I’m 6:22am in the morning, on a rainy November Sunday as I try my best to stay focused on this blog post to make sure I make it to Church of the Highlands by 8am. The semi-perfectionist part of me says to wait until later to write. The not-always-as-obedient to the voice of the Lord as I ought to be, but want to be as much as possible part of me says write right now. So I am. I’m writing this blog post, hopefully in less than 15 minutes to remind some and inform others that “it will be alright”.
So many I know, this writer included, are going through challenging things. I’m fully aware that “things” are a part of life. I watched them from a child’s-eye view in the lives of others growing up, and honestly, had no idea of the true the struggle and strength of those before me. It wasn’t until I became like those before me and surrounded myself with some dynamic men and women that I recognized the purpose of the struggle and the power of the strength of those I know and hold dear. To them all (this writer included) I say, “it will be alright”.

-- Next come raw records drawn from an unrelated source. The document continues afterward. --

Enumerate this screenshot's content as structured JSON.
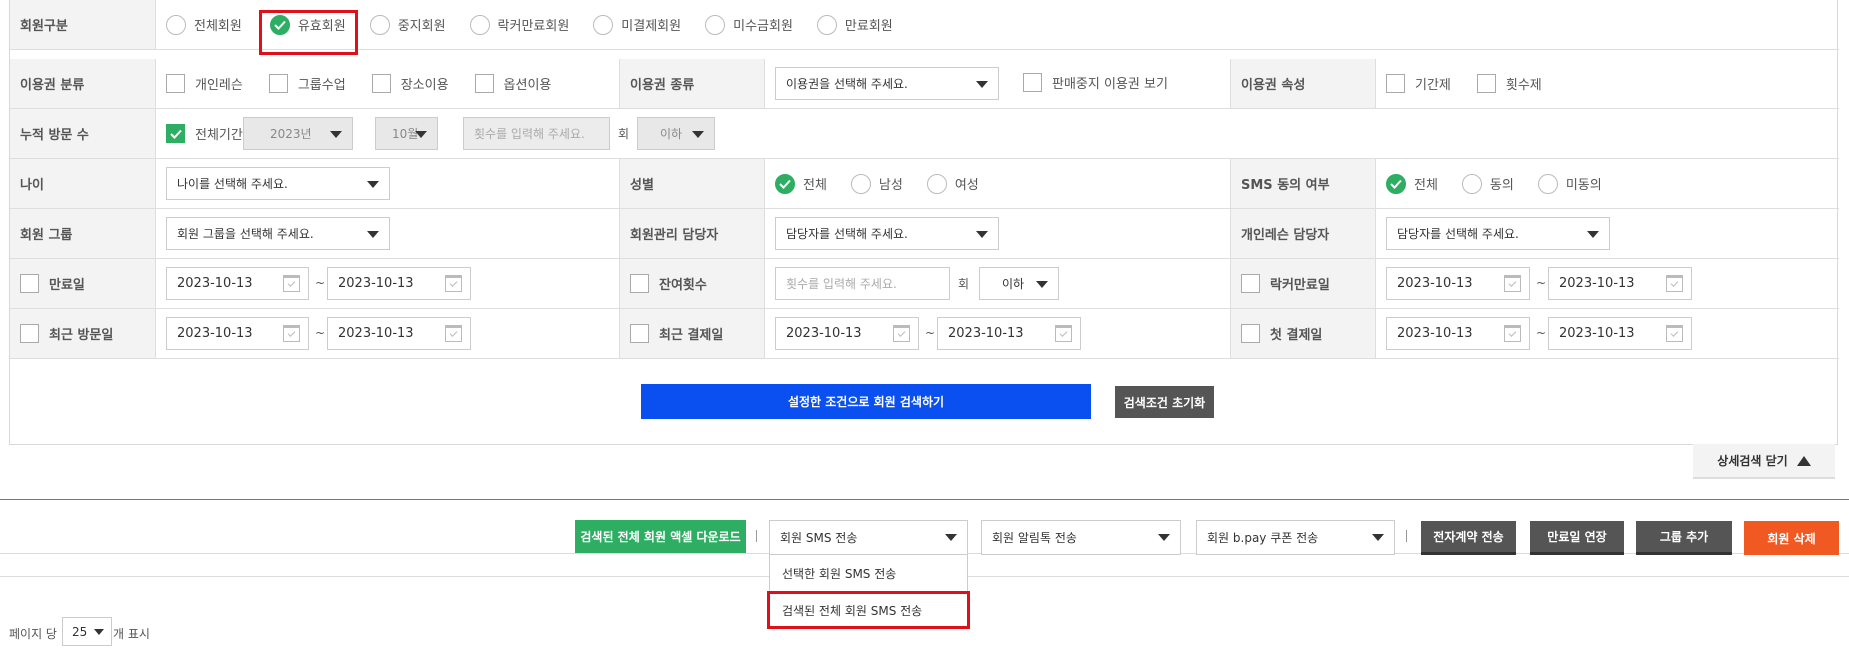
{
  "row1": {
    "label": "회원구분",
    "options": [
      {
        "label": "전체회원",
        "checked": false
      },
      {
        "label": "유효회원",
        "checked": true
      },
      {
        "label": "중지회원",
        "checked": false
      },
      {
        "label": "락커만료회원",
        "checked": false
      },
      {
        "label": "미결제회원",
        "checked": false
      },
      {
        "label": "미수금회원",
        "checked": false
      },
      {
        "label": "만료회원",
        "checked": false
      }
    ]
  },
  "row2": {
    "label": "이용권 분류",
    "options": [
      "개인레슨",
      "그룹수업",
      "장소이용",
      "옵션이용"
    ],
    "type_label": "이용권 종류",
    "type_select": "이용권을 선택해 주세요.",
    "suspended_label": "판매중지 이용권 보기",
    "attr_label": "이용권 속성",
    "attr_options": [
      "기간제",
      "횟수제"
    ]
  },
  "row3": {
    "label": "누적 방문 수",
    "all_period": "전체기간",
    "year": "2023년",
    "month": "10월",
    "count_placeholder": "횟수를 입력해 주세요.",
    "unit": "회",
    "compare": "이하"
  },
  "row4": {
    "age_label": "나이",
    "age_select": "나이를 선택해 주세요.",
    "gender_label": "성별",
    "gender_options": [
      {
        "label": "전체",
        "checked": true
      },
      {
        "label": "남성",
        "checked": false
      },
      {
        "label": "여성",
        "checked": false
      }
    ],
    "sms_label": "SMS 동의 여부",
    "sms_options": [
      {
        "label": "전체",
        "checked": true
      },
      {
        "label": "동의",
        "checked": false
      },
      {
        "label": "미동의",
        "checked": false
      }
    ]
  },
  "row5": {
    "group_label": "회원 그룹",
    "group_select": "회원 그룹을 선택해 주세요.",
    "manager_label": "회원관리 담당자",
    "manager_select": "담당자를 선택해 주세요.",
    "lesson_label": "개인레슨 담당자",
    "lesson_select": "담당자를 선택해 주세요."
  },
  "row6": {
    "expire_label": "만료일",
    "expire_from": "2023-10-13",
    "expire_to": "2023-10-13",
    "remain_label": "잔여횟수",
    "remain_placeholder": "횟수를 입력해 주세요.",
    "remain_unit": "회",
    "remain_compare": "이하",
    "locker_label": "락커만료일",
    "locker_from": "2023-10-13",
    "locker_to": "2023-10-13"
  },
  "row7": {
    "visit_label": "최근 방문일",
    "visit_from": "2023-10-13",
    "visit_to": "2023-10-13",
    "pay_label": "최근 결제일",
    "pay_from": "2023-10-13",
    "pay_to": "2023-10-13",
    "first_label": "첫 결제일",
    "first_from": "2023-10-13",
    "first_to": "2023-10-13"
  },
  "tilde": "~",
  "search_button": "설정한 조건으로 회원 검색하기",
  "reset_button": "검색조건 초기화",
  "close_detail_button": "상세검색 닫기",
  "toolbar": {
    "excel": "검색된 전체 회원 액셀 다운로드",
    "sms_select": "회원 SMS 전송",
    "sms_menu": [
      "선택한 회원 SMS 전송",
      "검색된 전체 회원 SMS 전송"
    ],
    "alimtalk_select": "회원 알림톡 전송",
    "coupon_select": "회원 b.pay 쿠폰 전송",
    "contract": "전자계약 전송",
    "extend": "만료일 연장",
    "add_group": "그룹 추가",
    "delete": "회원 삭제"
  },
  "paging": {
    "prefix": "페이지 당",
    "value": "25",
    "suffix": "개 표시"
  },
  "colors": {
    "accent_green": "#2dae62",
    "primary_blue": "#0a4ff0",
    "delete_orange": "#f05a22",
    "highlight_red": "#e0101a"
  }
}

I have nearly a handful of close, qualified, educated, dedicated and faithful friends who at this present juncture in life are without a job. That’s got to be tough, yet they still smile, serve and sow. I have others who are facing financial battles, which, would appear to have been plucked out of a really bad Lifetime movie. That’s got to be tough, yet they still believe God will provide. Still some, are desperately seeking favored answers to prayers about their marriage, their children, housing circumstances, starting over and care of ailing loved ones. That’s got to be tough, yet they still hold fast to what the Lord says is theirs for the asking. And even others who are fighting for their lives literally, in more ways than one. That, has to be the toughest, and still, they choose to wake up each day with the intent of prayers being answered.
As I type the final words to this post and look forward at the clock on my Charter digital box, which reads 6:47, all I have to say is “it will be alright”. It has to be. God is not going to let His best work go to waste. Some of what we’re enduring now is in line with those of Biblical proportion. Operating in the same faith they had then brings about the same results now. I don’t know how things will work out for better. I don’t know when things will change. I don’t know why things happen. I don’t care who is to blame. All I know, and I know it without a shadow of a doubt, is that “it will be alright” because God says so. And God saying so makes it certain, regardless of ANY situation. Just watch and see.